Ser de pueblo

viejomontijojuansevilla

 

 

Me gusta el pueblo en su vivir diario. El trajín cotidiano, la estampa, el detalle, el gesto. Me gusta la luz resplandeciente en las solanas donde un hombre dormita tras el sombrero inclinado  al  tibio calor de la mañana. El vuelo de las  cigüeñas bajo el intenso añil de primavera, las sábanas al sol de los corrales y  también el borbolleo del puchero a la candela. La mirada  curiosa y presentida detrás del blanco encaje en la ventana. Oír la  una en la plaza silenciosa cuando no queda nadie por la calle y destaca en el cielo la franja del camino de Santiago. Me gusta el haz de sol dorado en la penumbra como rejón de polvo y luz. Y las gotas de rocío en la retama cuando
viene el día…
Esas estampas y otras  han conformado la idiosincrasia y la imagen de nuestros pueblos a lo largo de los años. Los  vendedores ambulantes, antes de regularse esta actividad y señalarle horario y lugar para su ejercicio, formaban parte de ella. El pueblo se convertía en  un zoco donde estos  anunciaban y vendían servicios y productos por sus calles. Las mujeres dejaban momentáneamente las faenas y salían a sus puertas  con el delantal recogido hacia un lado para  informarse de qué pregonaban.
 El chiflo del afilador, con  forma de arpa pequeña, anunciaba con silbos de escalas ascendentes y descendentes el afilado de cuchillos y tijeras. Los niños acudíamos  a ver las chispas que saltaban del esmeril. Sobre una bicicleta  montaba  toda su industria. Los pedales y una correa  transmitían el movimiento desde la rueda trasera, que quedaba  elevada en el aire sobre  un soporte abatible.
El  hortelano con voz de noria profunda anunciaba  los productos de la huerta recogidos la tarde anterior de la feraz vega al lado del pozo y de la higuera.
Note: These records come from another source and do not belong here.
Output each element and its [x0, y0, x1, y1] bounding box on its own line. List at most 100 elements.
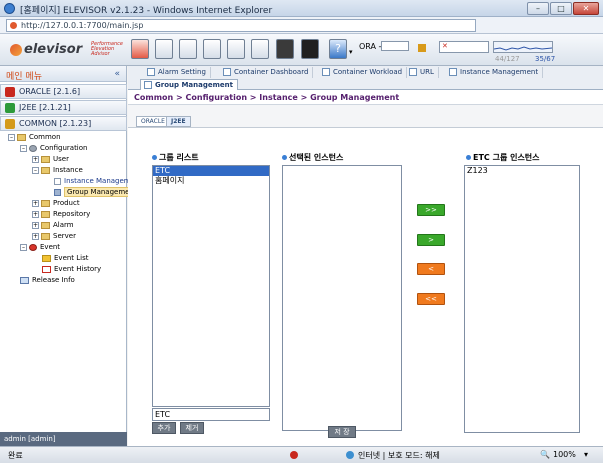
minimize-button[interactable]: – — [527, 2, 549, 15]
tree-instance[interactable]: – Instance — [32, 166, 83, 174]
logout-icon[interactable] — [131, 39, 149, 59]
gear-icon — [29, 144, 37, 152]
add-button[interactable]: 추가 — [152, 422, 176, 434]
speaker-icon[interactable] — [418, 44, 426, 52]
sidebar: 메인 메뉴 « ORACLE [2.1.6] J2EE [2.1.21] COM… — [0, 66, 140, 446]
tree-instance-management[interactable]: Instance Managemen — [54, 177, 139, 185]
remove-button[interactable]: 제거 — [180, 422, 204, 434]
bullet-icon — [152, 155, 157, 160]
list-item[interactable]: ETC — [153, 166, 269, 176]
db-label: ORA - — [359, 42, 382, 51]
collapse-icon[interactable]: – — [20, 243, 27, 251]
tree-release-info[interactable]: Release Info — [20, 276, 75, 284]
move-all-left-button[interactable]: << — [417, 293, 445, 305]
folder-icon — [41, 232, 50, 240]
help-icon[interactable]: ? — [329, 39, 347, 59]
tree-event[interactable]: – Event — [20, 243, 60, 251]
close-button[interactable]: ✕ — [573, 2, 599, 15]
subtab-oracle[interactable]: ORACLE — [136, 116, 170, 127]
tree-event-history[interactable]: Event History — [42, 265, 101, 273]
group-list-title: 그룹 리스트 — [152, 152, 199, 163]
expand-icon[interactable]: + — [32, 155, 39, 163]
status-bar: 완료 인터넷 | 보호 모드: 해제 🔍 100% ▾ — [0, 446, 603, 463]
url-text: http://127.0.0.1:7700/main.jsp — [21, 21, 144, 30]
tree-configuration[interactable]: – Configuration — [20, 144, 87, 152]
zoom-level[interactable]: 100% — [553, 450, 576, 459]
tree-server[interactable]: + Server — [32, 232, 76, 240]
list-item[interactable]: Z123 — [465, 166, 579, 176]
folder-icon — [41, 210, 50, 218]
tab-alarm-setting[interactable]: Alarm Setting — [144, 67, 211, 78]
collapse-icon[interactable]: « — [114, 69, 120, 79]
tree-product[interactable]: + Product — [32, 199, 80, 207]
tree-common[interactable]: – Common — [8, 133, 61, 141]
subtab-j2ee[interactable]: J2EE — [166, 116, 191, 127]
toolbar-icon-2[interactable] — [155, 39, 173, 59]
group-list[interactable]: ETC 홈페이지 — [152, 165, 270, 407]
toolbar-icon-4[interactable] — [203, 39, 221, 59]
chevron-down-icon[interactable]: ▾ — [584, 450, 588, 459]
tree-user[interactable]: + User — [32, 155, 69, 163]
save-button[interactable]: 저 장 — [328, 426, 356, 438]
selected-instances-list[interactable] — [282, 165, 402, 431]
expand-icon[interactable]: + — [32, 221, 39, 229]
tree-group-management[interactable]: Group Management — [54, 187, 140, 197]
group-instances-list[interactable]: Z123 — [464, 165, 580, 433]
brand-text: elevisor — [24, 42, 83, 57]
tab-container-workload[interactable]: Container Workload — [319, 67, 408, 78]
info-icon — [20, 276, 29, 284]
folder-icon — [41, 221, 50, 229]
sidebar-group-label: ORACLE [2.1.6] — [19, 87, 81, 96]
collapse-icon[interactable]: – — [20, 144, 27, 152]
expand-icon[interactable]: + — [32, 232, 39, 240]
group-instances-title: ETC 그룹 인스턴스 — [466, 152, 540, 163]
collapse-icon[interactable]: – — [8, 133, 15, 141]
app-toolbar: elevisor Performance Elevation Advisor ?… — [0, 34, 603, 66]
page-icon — [10, 22, 17, 29]
tab-group-management[interactable]: Group Management — [140, 79, 238, 90]
status-text: 완료 — [8, 451, 23, 460]
list-item[interactable]: 홈페이지 — [153, 176, 269, 186]
bullet-icon — [466, 155, 471, 160]
oracle-icon — [5, 87, 15, 97]
maximize-button[interactable]: □ — [550, 2, 572, 15]
collapse-icon[interactable]: – — [32, 166, 39, 174]
toolbar-icon-8[interactable] — [301, 39, 319, 59]
expand-icon[interactable]: + — [32, 199, 39, 207]
tagline-line-3: Advisor — [91, 51, 110, 57]
folder-icon — [17, 133, 26, 141]
counter-left: 44/127 — [495, 55, 520, 63]
tree-alarm[interactable]: + Alarm — [32, 221, 74, 229]
alert-box: ✕ — [439, 41, 489, 53]
chevron-down-icon[interactable]: ▾ — [349, 48, 353, 56]
common-icon — [5, 119, 15, 129]
performance-graph — [493, 41, 553, 53]
elevisor-logo: elevisor — [10, 42, 90, 58]
sidebar-header: 메인 메뉴 « — [0, 66, 126, 82]
tree-event-list[interactable]: Event List — [42, 254, 89, 262]
toolbar-icon-5[interactable] — [227, 39, 245, 59]
tab-instance-management[interactable]: Instance Management — [446, 67, 544, 78]
move-all-right-button[interactable]: >> — [417, 204, 445, 216]
folder-icon — [41, 166, 50, 174]
sidebar-group-j2ee[interactable]: J2EE [2.1.21] — [0, 100, 127, 115]
ie-icon — [4, 3, 15, 14]
tab-url[interactable]: URL — [406, 67, 439, 78]
group-name-input[interactable]: ETC — [152, 408, 270, 421]
tree-repository[interactable]: + Repository — [32, 210, 90, 218]
hold-icon[interactable] — [276, 39, 294, 59]
sidebar-group-common[interactable]: COMMON [2.1.23] — [0, 116, 127, 131]
db-input[interactable] — [381, 41, 409, 51]
sidebar-group-oracle[interactable]: ORACLE [2.1.6] — [0, 84, 127, 99]
toolbar-icon-6[interactable] — [251, 39, 269, 59]
toolbar-icon-3[interactable] — [179, 39, 197, 59]
expand-icon[interactable]: + — [32, 210, 39, 218]
move-right-button[interactable]: > — [417, 234, 445, 246]
sub-tab-bar: ORACLE J2EE — [128, 105, 603, 127]
zone-text: 인터넷 | 보호 모드: 해제 — [358, 451, 440, 460]
event-icon — [29, 243, 37, 251]
tab-container-dashboard[interactable]: Container Dashboard — [220, 67, 314, 78]
move-left-button[interactable]: < — [417, 263, 445, 275]
logo-mark-icon — [10, 44, 22, 56]
url-field[interactable]: http://127.0.0.1:7700/main.jsp — [6, 19, 476, 32]
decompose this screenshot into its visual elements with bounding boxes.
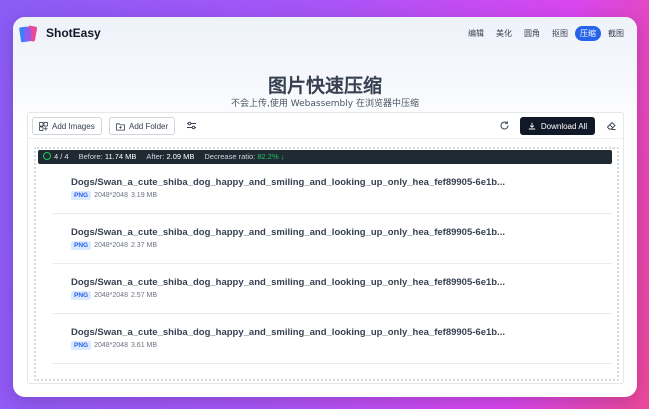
refresh-icon[interactable] [499, 120, 510, 131]
file-row[interactable]: Dogs/Swan_a_cute_shiba_dog_happy_and_smi… [53, 214, 612, 264]
ratio-value: 82.2% ↓ [257, 152, 285, 161]
nav-item-round-corner[interactable]: 圆角 [519, 26, 545, 41]
nav-item-beautify[interactable]: 美化 [491, 26, 517, 41]
ratio-label: Decrease ratio: [204, 152, 256, 161]
compression-status-bar: 4 / 4 Before: 11.74 MB After: 2.09 MB De… [38, 150, 612, 164]
file-row[interactable]: Dogs/Swan_a_cute_shiba_dog_happy_and_smi… [53, 164, 612, 214]
status-after: After: 2.09 MB [146, 150, 194, 164]
nav-item-cutout[interactable]: 抠图 [547, 26, 573, 41]
app-name[interactable]: ShotEasy [46, 26, 101, 40]
file-dimensions: 2048*2048 [94, 242, 128, 249]
file-list: Dogs/Swan_a_cute_shiba_dog_happy_and_smi… [53, 164, 612, 377]
status-ratio: Decrease ratio: 82.2% ↓ [204, 150, 284, 164]
nav-item-compress[interactable]: 压缩 [575, 26, 601, 41]
eraser-icon[interactable] [606, 120, 617, 131]
file-dimensions: 2048*2048 [94, 342, 128, 349]
settings-sliders-icon[interactable] [186, 120, 197, 131]
add-folder-button[interactable]: Add Folder [109, 117, 176, 135]
file-type-badge: PNG [71, 241, 92, 250]
file-row[interactable]: Dogs/Swan_a_cute_shiba_dog_happy_and_smi… [53, 314, 612, 364]
file-type-badge: PNG [71, 291, 92, 300]
page-subtitle: 不会上传,使用 Webassembly 在浏览器中压缩 [231, 99, 419, 109]
after-label: After: [146, 152, 165, 161]
file-size: 3.19 MB [130, 192, 158, 199]
download-icon [528, 122, 536, 130]
add-images-button[interactable]: Add Images [32, 117, 102, 135]
status-before: Before: 11.74 MB [79, 150, 137, 164]
file-size: 2.37 MB [130, 242, 158, 249]
file-dimensions: 2048*2048 [94, 192, 128, 199]
nav-item-edit[interactable]: 编辑 [463, 26, 489, 41]
top-bar: ShotEasy 编辑 美化 圆角 抠图 压缩 截图 [13, 17, 637, 53]
compress-panel: Add Images Add Folder Download All 4 / 4… [27, 112, 624, 384]
file-type-badge: PNG [71, 191, 92, 200]
app-window: ShotEasy 编辑 美化 圆角 抠图 压缩 截图 图片快速压缩 不会上传,使… [13, 17, 637, 397]
add-images-label: Add Images [52, 121, 95, 131]
add-folder-label: Add Folder [129, 121, 169, 131]
file-name: Dogs/Swan_a_cute_shiba_dog_happy_and_smi… [71, 177, 505, 188]
file-dimensions: 2048*2048 [94, 292, 128, 299]
progress-ring-icon [43, 152, 51, 160]
file-size: 2.57 MB [130, 292, 158, 299]
nav-item-screenshot[interactable]: 截图 [603, 26, 629, 41]
download-all-button[interactable]: Download All [520, 117, 595, 135]
after-value: 2.09 MB [166, 152, 195, 161]
file-row[interactable]: Dogs/Swan_a_cute_shiba_dog_happy_and_smi… [53, 264, 612, 314]
folder-icon [116, 122, 125, 131]
file-name: Dogs/Swan_a_cute_shiba_dog_happy_and_smi… [71, 327, 505, 338]
top-nav: 编辑 美化 圆角 抠图 压缩 截图 [463, 26, 629, 41]
file-meta: PNG 2048*2048 3.19 MB [71, 191, 157, 200]
file-meta: PNG 2048*2048 3.61 MB [71, 341, 157, 350]
file-meta: PNG 2048*2048 2.37 MB [71, 241, 157, 250]
toolbar: Add Images Add Folder Download All [28, 113, 623, 139]
status-count: 4 / 4 [54, 152, 69, 161]
status-progress: 4 / 4 [43, 150, 69, 164]
file-type-badge: PNG [71, 341, 92, 350]
before-value: 11.74 MB [104, 152, 137, 161]
logo-icon[interactable] [19, 24, 41, 44]
file-size: 3.61 MB [130, 342, 158, 349]
images-icon [39, 121, 48, 131]
page-title: 图片快速压缩 [267, 75, 382, 97]
before-label: Before: [78, 152, 103, 161]
file-name: Dogs/Swan_a_cute_shiba_dog_happy_and_smi… [71, 277, 505, 288]
file-name: Dogs/Swan_a_cute_shiba_dog_happy_and_smi… [71, 227, 505, 238]
download-all-label: Download All [540, 121, 588, 131]
file-meta: PNG 2048*2048 2.57 MB [71, 291, 157, 300]
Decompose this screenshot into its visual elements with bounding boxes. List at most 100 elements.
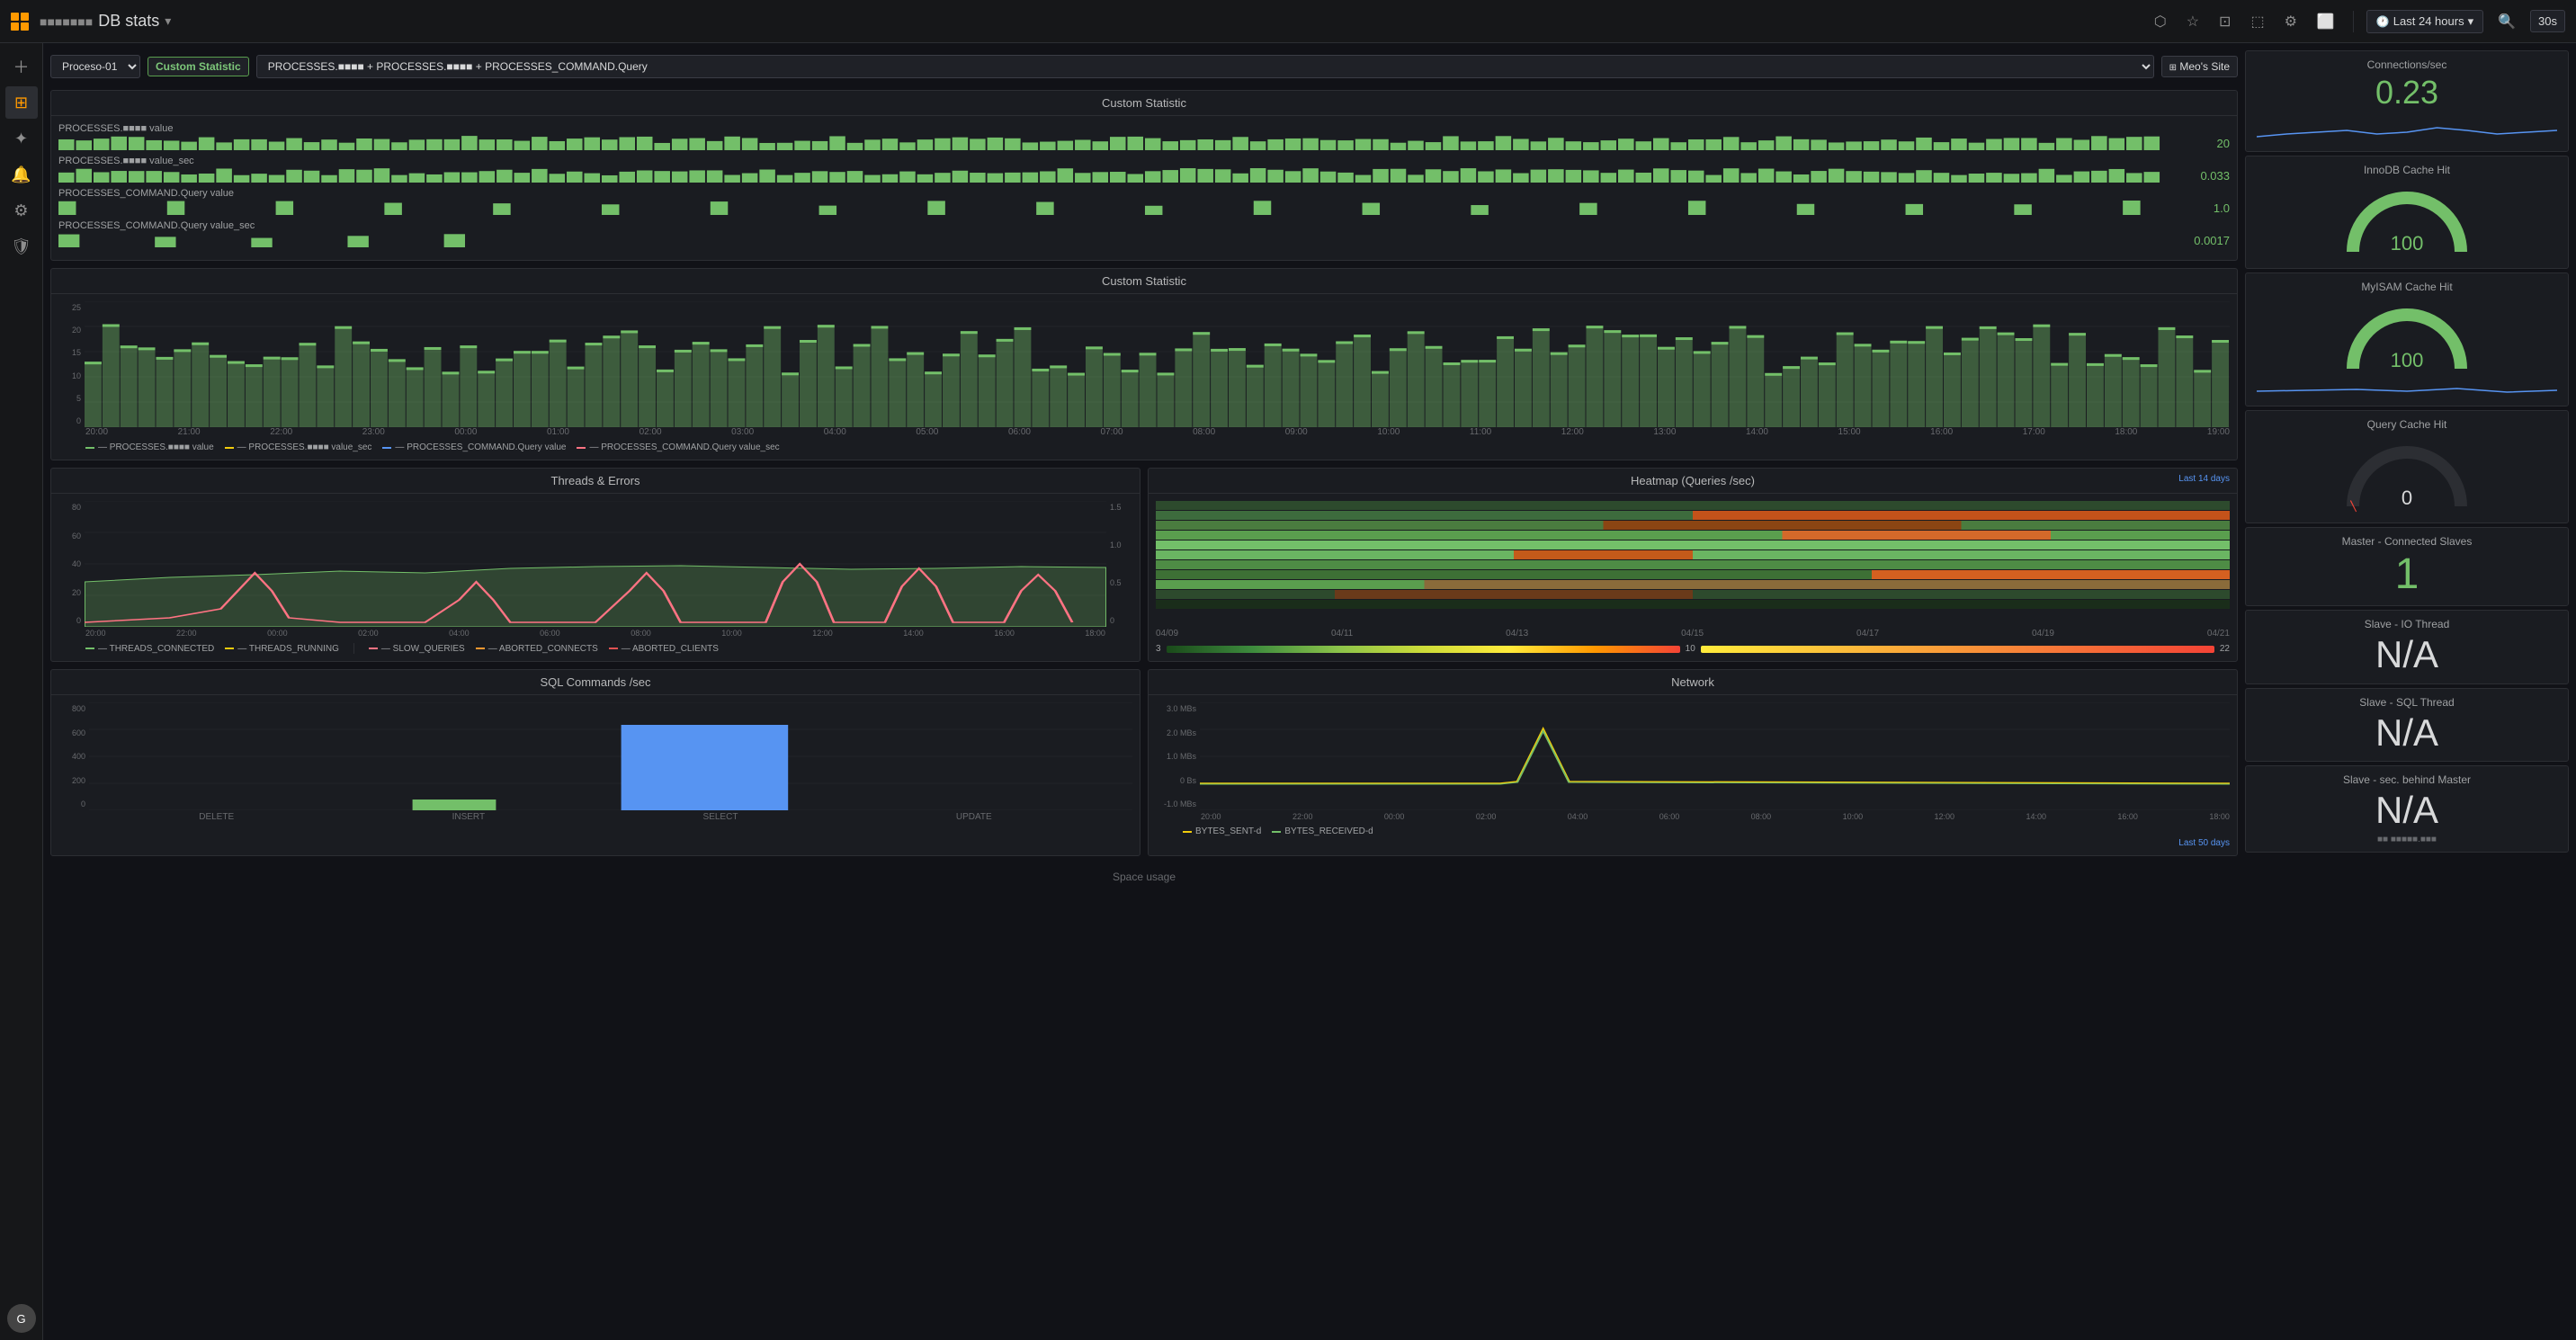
top-nav: ■■■■■■■ DB stats ▾ ⬡ ☆ ⊡ ⬚ ⚙ ⬜ 🕐 Last 24… — [0, 0, 2576, 43]
connections-sparkline — [2257, 114, 2557, 141]
sparkline-row-2: PROCESSES_COMMAND.Query value 1.0 — [58, 188, 2230, 215]
panel2-body: 2520151050 — [51, 294, 2237, 460]
zoom-btn[interactable]: 🔍 — [2492, 9, 2521, 34]
app-logo[interactable] — [11, 13, 29, 31]
sparkline-label-1: PROCESSES.■■■■ value_sec — [58, 156, 2230, 166]
query-selector[interactable]: PROCESSES.■■■■ + PROCESSES.■■■■ + PROCES… — [256, 55, 2154, 78]
stat-connections-value: 0.23 — [2257, 75, 2557, 111]
settings-btn[interactable]: ⚙ — [2279, 9, 2303, 34]
snapshot-btn[interactable]: ⬚ — [2245, 9, 2269, 34]
query-cache-gauge-svg: 0 — [2335, 434, 2479, 515]
innodb-gauge-svg: 100 — [2335, 180, 2479, 261]
sparkline-value-2: 1.0 — [2167, 201, 2230, 215]
stat-master-slaves-title: Master - Connected Slaves — [2257, 535, 2557, 548]
svg-text:100: 100 — [2391, 349, 2424, 371]
heatmap-panel-body: 04/0904/1104/1304/1504/1704/1904/21 3 10… — [1149, 494, 2237, 661]
stat-slave-io-value: N/A — [2257, 634, 2557, 675]
stat-myisam-title: MyISAM Cache Hit — [2257, 281, 2557, 293]
sparkline-bars-2 — [58, 201, 2161, 215]
stat-innodb-title: InnoDB Cache Hit — [2257, 164, 2557, 176]
center-panels: Proceso-01 Custom Statistic PROCESSES.■■… — [50, 50, 2238, 1333]
sidebar-item-dashboard[interactable]: ⊞ — [5, 86, 38, 119]
custom-stat-panel-1: Custom Statistic PROCESSES.■■■■ value 20… — [50, 90, 2238, 261]
stat-master-slaves: Master - Connected Slaves 1 — [2245, 527, 2569, 607]
threads-panel: Threads & Errors 806040200 — [50, 468, 1140, 662]
sparkline-value-3: 0.0017 — [2167, 234, 2230, 247]
network-chart-svg — [1200, 702, 2230, 810]
panel1-header: Custom Statistic — [51, 91, 2237, 116]
stat-query-cache: Query Cache Hit 0 — [2245, 410, 2569, 523]
stat-footer-label: ■■ ■■■■■.■■■ — [2257, 835, 2557, 844]
network-panel: Network 3.0 MBs2.0 MBs1.0 MBs0 Bs-1.0 MB… — [1148, 669, 2238, 856]
innodb-gauge: 100 — [2257, 180, 2557, 261]
threads-legend: — THREADS_CONNECTED — THREADS_RUNNING — … — [58, 638, 1132, 654]
sparkline-wrap-0: 20 — [58, 136, 2230, 150]
bar-chart-svg — [85, 301, 2230, 427]
sparkline-wrap-2: 1.0 — [58, 201, 2230, 215]
myisam-gauge-svg: 100 — [2335, 297, 2479, 378]
heatmap-legend: 3 10 22 — [1156, 644, 2230, 654]
meo-site-btn[interactable]: ⊞ Meo's Site — [2161, 56, 2238, 77]
stat-slave-sql: Slave - SQL Thread N/A — [2245, 688, 2569, 762]
chart2-legend: — PROCESSES.■■■■ value — PROCESSES.■■■■ … — [58, 437, 2230, 452]
main-content: Proceso-01 Custom Statistic PROCESSES.■■… — [43, 43, 2576, 1340]
sidebar-item-explore[interactable]: ✦ — [5, 122, 38, 155]
sparkline-bars-1 — [58, 168, 2161, 183]
chart-icon-btn[interactable]: ⬡ — [2149, 9, 2172, 34]
stat-slave-io: Slave - IO Thread N/A — [2245, 610, 2569, 683]
threads-panel-body: 806040200 — [51, 494, 1140, 661]
sparkline-bars-3 — [58, 233, 2161, 247]
stat-slave-behind: Slave - sec. behind Master N/A ■■ ■■■■■.… — [2245, 765, 2569, 853]
network-last-label: Last 50 days — [1156, 838, 2230, 848]
sparkline-wrap-1: 0.033 — [58, 168, 2230, 183]
sidebar-item-settings[interactable]: ⚙ — [5, 194, 38, 227]
stat-slave-sql-value: N/A — [2257, 712, 2557, 754]
heatmap-panel-header: Heatmap (Queries /sec) Last 14 days — [1149, 469, 2237, 494]
main-layout: ＋ ⊞ ✦ 🔔 ⚙ 🛡 G Proceso-01 Custom Statisti… — [0, 43, 2576, 1340]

A lomos de un borrico, en aguaderas y cestos de mimbre, traía aromas y colores con algo de perejil y hierbabuena.
 De Huelva, de la mar cercana, llegaban subiendo por la carretera de la plata, a donde se acercaban los minoristas para surtirse,  frescas sardinas, jureles, cazón, almejas, pescadillas, cuando nuestro país disponía del banco de pesca  frente al Sáhara, antes que una marcha, más que verde, turbia de  intereses nos lo quitara.
El carbonero vendía  el oro negro y ecológico de las encinas que a golpes de soplillo se  tornaba  en  brasa en las antiguas cocinas.
Una mujer, espantando a la pobreza, vestida de luto reciente, vendía  olorosos hinojos en manojos, sentada en la esquina de la calle. Los recogía  de gavias y cunetas y los lavaba en la fuente de la villa para resaltar el aroma y sabor  de anís y regaliz de esta planta aromática
El panadero pasaba con el pan en los serones. Quien disponía de maquila los cambiaba por vales; quien no, a fiado o tocateja. Pocas normas sanitarias de manipulación. Con las mismas manos se manoseaba dinero, ronzal,  burra y pan.
Así, entre otras muchas vivencias, transcurrió la infancia diaria  de los que peinamos canas. Sensaciones que hoy, amable lector, quiero trasladar a esta página del periódico  para compartir con ustedes su recuerdo y que sepan quienes no  conocieron estas  que no todo el monte fue siempre orégano.

2 respuestas a «Ser de pueblo»

  1. Mucho más sencillo todo y más natural.
    Ahora demasiadas retricciones ; vivimos de una forma que en muchas situaciones nos priva de libertad y calidad de vida.

    1. Verdaderamente transportas a aqullos felices tiempos.Uno de mis recuerdos era el hombre de los garbanzos tostados.También cuando traían el pescado y el vocerío.Sigue,por favor,con esos cuadros de costumbres que son un acierto.